- Внизу слева! Идут с набором, - уточняет Жуковец. Оборачиваюсь, вижу: идут на форсаже, оставляя за собой струи черного дыма.
- Оповестить группу! Приготовиться к бою! Маневрировать буду по вашим командам, - напоминаю стрелкам. - Все время сообщайте, где "мессеры"!
- Есть!
На высоте двух тысяч энергично разворачиваюсь к крымскому берегу. Левый ведомый Алфимов на вираже отстает метров на триста. Уменьшаю скорость, чтобы он смог нас догнать: ясно, что бой будет тяжелым, надо непременно держать строй.
- "Мессеры" снизу справа, идут на догоне в атаку...
- Короткими очередями!
От фюзеляжей ведомых тоже прочерчиваются трассы.
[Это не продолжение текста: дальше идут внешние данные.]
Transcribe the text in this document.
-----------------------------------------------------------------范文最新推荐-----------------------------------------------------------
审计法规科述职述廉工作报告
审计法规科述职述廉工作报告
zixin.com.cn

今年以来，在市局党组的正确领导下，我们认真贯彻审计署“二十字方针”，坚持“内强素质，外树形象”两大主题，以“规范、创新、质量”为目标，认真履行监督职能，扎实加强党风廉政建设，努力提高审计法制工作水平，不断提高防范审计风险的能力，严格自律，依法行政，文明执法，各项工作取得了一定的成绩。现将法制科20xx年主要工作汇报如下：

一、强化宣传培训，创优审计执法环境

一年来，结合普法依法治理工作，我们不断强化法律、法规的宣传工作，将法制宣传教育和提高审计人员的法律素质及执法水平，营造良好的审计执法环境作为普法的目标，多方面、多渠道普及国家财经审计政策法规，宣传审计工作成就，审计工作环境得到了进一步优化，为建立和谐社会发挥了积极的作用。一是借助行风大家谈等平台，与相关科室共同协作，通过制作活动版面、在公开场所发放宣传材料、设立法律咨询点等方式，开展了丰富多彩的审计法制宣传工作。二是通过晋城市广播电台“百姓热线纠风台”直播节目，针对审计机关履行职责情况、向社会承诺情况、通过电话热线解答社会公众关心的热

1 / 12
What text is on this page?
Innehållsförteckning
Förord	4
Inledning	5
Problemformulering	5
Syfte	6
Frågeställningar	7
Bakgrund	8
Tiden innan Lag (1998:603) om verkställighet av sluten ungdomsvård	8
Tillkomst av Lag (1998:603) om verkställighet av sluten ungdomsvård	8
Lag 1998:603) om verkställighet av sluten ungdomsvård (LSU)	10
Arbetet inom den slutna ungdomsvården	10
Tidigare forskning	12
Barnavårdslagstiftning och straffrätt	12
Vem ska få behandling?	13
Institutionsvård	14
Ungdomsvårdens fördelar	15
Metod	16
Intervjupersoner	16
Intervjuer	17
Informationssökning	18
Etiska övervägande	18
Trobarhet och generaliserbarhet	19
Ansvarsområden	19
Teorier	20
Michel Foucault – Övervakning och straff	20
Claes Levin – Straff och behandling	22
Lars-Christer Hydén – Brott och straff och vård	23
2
- "Мессеры" открыли огонь!
Круто отворачиваю вправо, пучки огненных пунктиров остаются в стороне. Самолет то и дело вздрагивает от очередей пулеметов. Алфимов еще не пристроился, держится метрах в ста слева сзади.
- Падает, падает гад! - ликующий крик Жуковца.
- Командир, сбили "мессера"! - подтверждает и Должиков.
- Во! Врезался в воду, ура!
- Не расслабляться!
"Мессерщмитты" с крутым разворотом взмывают вверх, чтобы зайти со стороны солнца. По всему видно: опытный враг, упорный.
- Слева сверху... Идут в атаку!
- Пятьсот, четыреста, триста... - отсчитывает дистанции Должиков.
Рокочут четыре крупнокалиберных пулемета башенных стрелков. Им вторят люковые.
Каким-то чутьем отворачиваю влево. Перед носом машины проносится сноп огня. Ложусь на крыло, снижаюсь. Ведомые - как на привязи.
- Саша, смотри! - кричит Должиков. Ведущий "мессершмитт" на момент зависает почти рядом. Стрелки трех машин упирают в него свои трассы. Фашист, задымив, по наклонной прямой устремляется вниз.
- Есть! Второй!
- Следить за остальными!
Оставшаяся пара фашистов не отказалась от боя.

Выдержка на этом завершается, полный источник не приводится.